Kämpfen lernen in einer Welt in Flammen (Andreas Malm – Matthes & Seitz)
In seinem Buch liefert Andreas Malm eine längst überfällige Kritik an Konzepten der Gewaltlosigkeit und dem ideologischen Pazifismus mit Blick auf die aktuellen Klimaproteste. Er macht sich die Mühe die Argumente der Apologeten des Pazifismus und ihre historischen Referenzen auf den Prüfstand zu stellen und kommt unweigerlich zu dem Ergebnis, dass Gruppen wie Extinction Rebellion sich Ereignisse der Geschichte so zurecht legen, dass sie als Beispiele in ihrem Sinne taugen. So werden den Sklavenrevolten, den Suffragetten, den Poll Tax Protesten oder auch der Bürgerrechtsbewegung der Schwarzen in Amerika eine Friedfertigkeit angedichtet, die so nie existierte. Und auch Ghandi, die Gottheit des Pazifismus schlechthin, verliert schnell seine Anziehungskraft als Prediger des Friedens, wenn man berücksichtigt, dass er auf seinem Werdegang immer wieder seine Dienste der Britischen Krone anbot und so unzählige Landsleute ins offene Messer rennen ließ. Hier finden sich durchaus interessante Episoden, die nicht sehr geläufig sind.
Weiter geht Malm davon aus, dass das Ausmaß an Zerstörung des Planeten bereits so weit fortgeschritten ist, dass friedliche Proteste alleine, der Dringlichkeit die bestehenden Verhältnisse stoppen zu müssen, nicht gerecht werden. Deshalb spricht er sich für direkte Aktionen und gezielte Sabotage aus, um ein „weiter so“ zu verhindern. Soweit so gut.

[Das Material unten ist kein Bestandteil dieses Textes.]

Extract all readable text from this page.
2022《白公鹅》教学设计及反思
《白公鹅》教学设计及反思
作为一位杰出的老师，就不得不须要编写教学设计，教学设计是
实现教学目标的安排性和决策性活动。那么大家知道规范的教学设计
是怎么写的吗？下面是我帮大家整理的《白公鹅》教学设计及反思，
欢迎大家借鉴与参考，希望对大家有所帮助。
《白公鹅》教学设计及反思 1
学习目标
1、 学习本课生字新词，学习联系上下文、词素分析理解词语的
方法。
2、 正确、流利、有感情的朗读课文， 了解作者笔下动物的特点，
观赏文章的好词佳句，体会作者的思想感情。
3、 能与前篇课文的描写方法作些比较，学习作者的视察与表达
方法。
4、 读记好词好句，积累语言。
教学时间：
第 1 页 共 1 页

Wenn es dann darum geht wie er sich das in der Praxis vorstellt, muss man aber feststellen, dass sein Vorschlag keineswegs die Staatlichkeit gleichermaßen in Frage stellt wie das Kapital und seine zerstörerische Kraft. So verfällt er letzten Endes, zumindest stellenweise, dem Irrglauben, dass es notwendig sei sich mittels einer Eskalation an die runden Tische der Mächtigen zu kämpfen. Nicht etwa als Bewegung innerhalb dessen verschiedene Formen der Auseinandersetzung wachsen, sich ergänzen und ineinander übergreifen, sondern arbeitsteilig, mit spezialisierten Gruppen als „radikale Flanken“ der Bewegung, die außerhalb derer agieren und von dieser gar geächtet werden können. Dieser Rückgriff auf leninistische Konzepte von bewaffneten Kader-Gruppen, die sich außerhalb der sozialen Spannungen bewegen und in den 70er Jahren bereits kläglich gescheitert sind, ist zweifelsohne etwas enttäuschend nach der anfänglich ganz brauchbaren Analyse aktueller Entwicklungen. Konsequenterweise bleibt dabei dann auch kaum Platz für die individuelle Revolte, die jenseits von Kalkül und Taktiererei ihren Ausdruck findet.
So verkommt die ganze Schönheit der direkten Aktion zum politischen Manöver, wo Militante um sich selbst kreisen und der Rest Gefahr läuft von den Herrschenden befriedet und geschluckt zu werden. Vielleicht lassen sich so mit der Politik und unter dem Druck der Straße die Co2 Emissionen etwas reduzieren, aber eine soziale Revolution wird mit ihnen nicht zu machen sein. Aber genau das wäre die Voraussetzung um das Problem der Klimakatastrophe, das eigentlich treffend benannt wird, an den Wurzeln anzupacken.
So bleibt am Schluss ein Buch das sicher zu lesen lohnt, weil einige wichtige Fragen aufgegriffen werden, mit welchen sich die Klima-Bewegung beschäftigen sollte. Seine praktischen Vorschläge verbleiben aber auf der Ebene von Staatlichkeit und Politik. An dieser Stelle gäbe es auf jeden Fall nützlichere Vorschläge, die sich auch aus Erfahrungen und Fehler vergangener Kämpfen ableiten ließen, schade das dies außer Acht gelassen wird.